The Zen rebels: obscure hermits and existential reformers (part 25) - Shinkichi Takahashi
(Images from the public domain)
A young man still in need of guidance to tamp down his impulsive and rash ways, Shinkichi Takahashi begins to attend Shizan Ashikaga the famed Rinzai master at his temple. Rushing head long into the strictness of the Rinzai Zen discipline; which includes the shouting to encourage the pupil to understand awakening as an detachment from the self, also included random slaps on the back with the Keisaku stick whilst in sitting meditation. After the intensiveness of the Koan practice, known as the Zen riddles, Takahashi, had a nervous breakdown, collapsing in one of the temple hallways. To which after he is promptly sent home, once again, back to his small fishing village. In isolation for over three years, he begins a solidarity process of writing his poems.
Takahashi years later, after isolating himself from the world, completed an extensive collection of writings, eventually returning back to Shizan Ashikaga who offered him no reprieve in the process of gaining enlightenment under the Zen discipline and of course under his watchful eye as Takahashi's master. This time in his early thirties, Takahashi maintains the course of Zen practice throughout the 1930s and during the conflict of World War Two, by 1951 he is granted his inka, the disciplinary seal of a Zen pupil. Working at a newspaper in Tokyo, he went onto to publish many of his poems, marrying also in the same year that he became a Zen disciple, to which during the mid to late 1950s the couple had two daughters. Interest in Takahashi's Zen poems and also his early rendition of the Dadaist prose, began to be noticed. And by the 1970s, his prominence in the West grew significantly when the first edition of his books were translated into English. Takahashi was a prolific modern day poet and probably the last of the Zen writers in the sense that he held a registered Zennist discipline, but he is certainly not the last of the poets, both in Japan and the rest of the world. Who write within their own degrees of suffering, in all of its pleasure and pain of the human creative, that transpires as the discipline of expression.
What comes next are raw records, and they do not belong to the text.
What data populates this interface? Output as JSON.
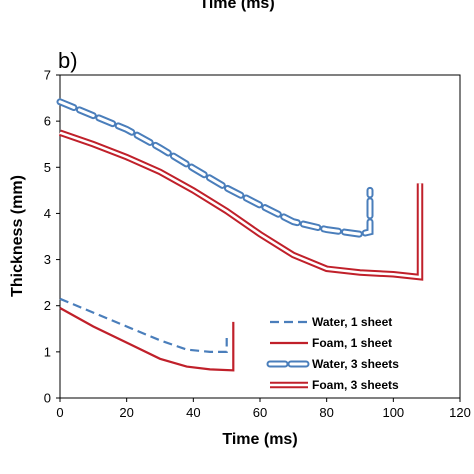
{
  "top_cropped_label": "Time (ms)",
  "colors": {
    "water": "#4a7ebb",
    "foam": "#c0202a"
  },
  "chart_data": {
    "type": "line",
    "panel_label": "b)",
    "xlabel": "Time (ms)",
    "ylabel": "Thickness (mm)",
    "xlim": [
      0,
      120
    ],
    "ylim": [
      0,
      7
    ],
    "xticks": [
      "0",
      "20",
      "40",
      "60",
      "80",
      "100",
      "120"
    ],
    "yticks": [
      "0",
      "1",
      "2",
      "3",
      "4",
      "5",
      "6",
      "7"
    ],
    "grid": false,
    "legend_position": "bottom-right",
    "series": [
      {
        "name": "Water, 1 sheet",
        "style": "dashed",
        "color": "#4a7ebb",
        "points": [
          [
            0,
            2.15
          ],
          [
            10,
            1.85
          ],
          [
            20,
            1.55
          ],
          [
            30,
            1.25
          ],
          [
            38,
            1.05
          ],
          [
            45,
            1.0
          ],
          [
            50,
            1.0
          ],
          [
            50,
            1.3
          ]
        ]
      },
      {
        "name": "Foam, 1 sheet",
        "style": "solid",
        "color": "#c0202a",
        "points": [
          [
            0,
            1.95
          ],
          [
            10,
            1.55
          ],
          [
            20,
            1.2
          ],
          [
            30,
            0.85
          ],
          [
            38,
            0.68
          ],
          [
            45,
            0.62
          ],
          [
            52,
            0.6
          ],
          [
            52,
            1.65
          ]
        ]
      },
      {
        "name": "Water, 3 sheets",
        "style": "dashed-outline",
        "color": "#4a7ebb",
        "points": [
          [
            0,
            6.42
          ],
          [
            10,
            6.12
          ],
          [
            20,
            5.82
          ],
          [
            30,
            5.42
          ],
          [
            40,
            4.98
          ],
          [
            50,
            4.55
          ],
          [
            60,
            4.18
          ],
          [
            70,
            3.82
          ],
          [
            80,
            3.65
          ],
          [
            90,
            3.55
          ],
          [
            93,
            3.6
          ],
          [
            93,
            4.5
          ]
        ]
      },
      {
        "name": "Foam, 3 sheets",
        "style": "solid-outline",
        "color": "#c0202a",
        "points": [
          [
            0,
            5.75
          ],
          [
            10,
            5.5
          ],
          [
            20,
            5.22
          ],
          [
            30,
            4.9
          ],
          [
            40,
            4.5
          ],
          [
            50,
            4.05
          ],
          [
            60,
            3.55
          ],
          [
            70,
            3.1
          ],
          [
            80,
            2.8
          ],
          [
            90,
            2.72
          ],
          [
            100,
            2.68
          ],
          [
            108,
            2.62
          ],
          [
            108,
            4.65
          ]
        ]
      }
    ]
  }
}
A personal journey, that at times, is cryptic within its narration of the past and present; yet sincere in its delivery. As Zen over the years from the 1970s into the 21st Century, being an age old discipline from the great Ch'an masters of China from the 5th and 6th Centuries, to the recent Japanese Zen Masters that offered to the West a unique Buddhist perspective cultivating the stillness of the dhyāna.
Zen may have fallen out of favor within Japan and Western Countries over recent times. However, the discipline of the Zen is to know the self as a detachment from the self, the poet, he or she, when mastering the greatness of words and expression, for that brief moment of focus they are not at any particularly place in time. They have detached from the burden of the self, without a master or knowing the Zen discipline. This is the beauty of Zen Buddhism, to be aware is to be unaware and to be unaware is to be aware.
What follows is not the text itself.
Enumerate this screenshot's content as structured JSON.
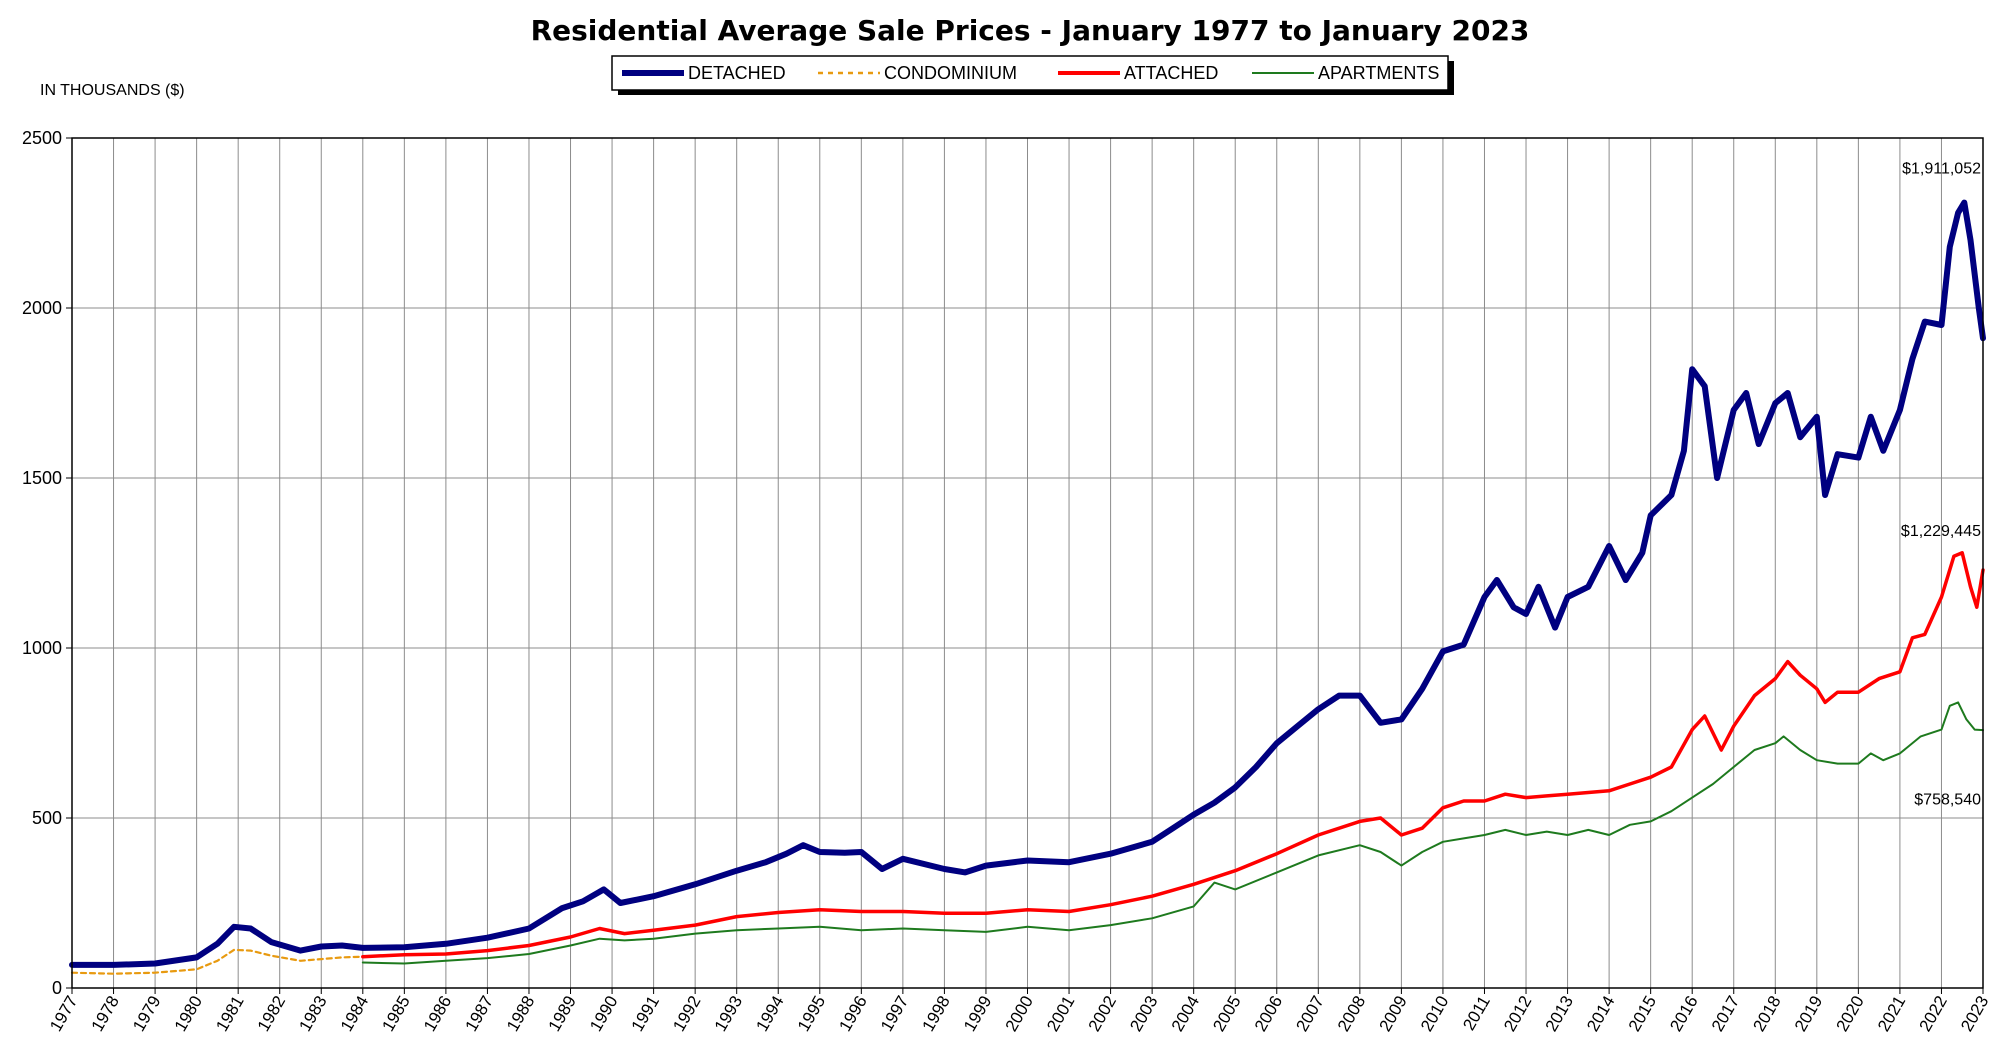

Shinkichi Takahashi passed away in June 4th 1987.
I have picked out a collection of my favorite Takahasi's poems:
Collapse
"Time oozed from my pores,
Drinking tea I tasted the seven seas.
I saw in the mist formed
Around me The fatal chrysanthemum, myself. Its scent choked, and as I Rose, squaring
My shoulders, the earth collapsed."
Destruction
"The universe is forever falling apart— No need to push the button,
It collapses at a finger’s touch: Why, it barely hangs on the tail of a sparrow’s eye.
The universe is so much eye secretion,
Hordes leap from the tips
Of your nostril hairs.
Lift your right hand: It’s in your palm.
There’s room enough
On the sparrow’s eyelash for the whole.
A paltry thing, the universe: Here is all strength, here the greatest strength.
You and the sparrow are one
And, should he wish, he can crush you.
The universe trembles before him."
Sea of Oblivion
Future, past, the sea of oblivion, with present capsized.
Sun splits the sea in two— one half’s already bottled.
Legs spread on the beach, a woman feels the crab of memory crawl up her thigh. Somewhere her lover drowns.
Sand-smeared, bathing in dreams, the young leap against each other.
Clay Image
Near the shrine, humped back, bird on pole—eyes, warm as folded wings, reflect the penumbra of the universe.
On the horizon, a cylindrical building, once bird, now mud and stone.
Birth’s a crack in the ground plan.
Since universe is no bigger than its head, where’s the bird to fly?
Who says bird’s eyelashes are short?
A lump, time rolled from nostril.
Cooling the bird’s hot tongue, the unglazed red clay image.
Its eyes dark, and in their cavities— minute vibrations, earthquakes.
Stone Wall
Flower bursts from stone, in rain and wind dog sniffs and aims a leak.
Butterfly-trace through haze where child splashes.
Over the paper screen, a woman’s legs, white, fast.
No more desire, I’m content.
Later I saw her, hands behind her back— repulsing nothing really, welcoming sun between her thighs.
Near the stone wall, a golden branch.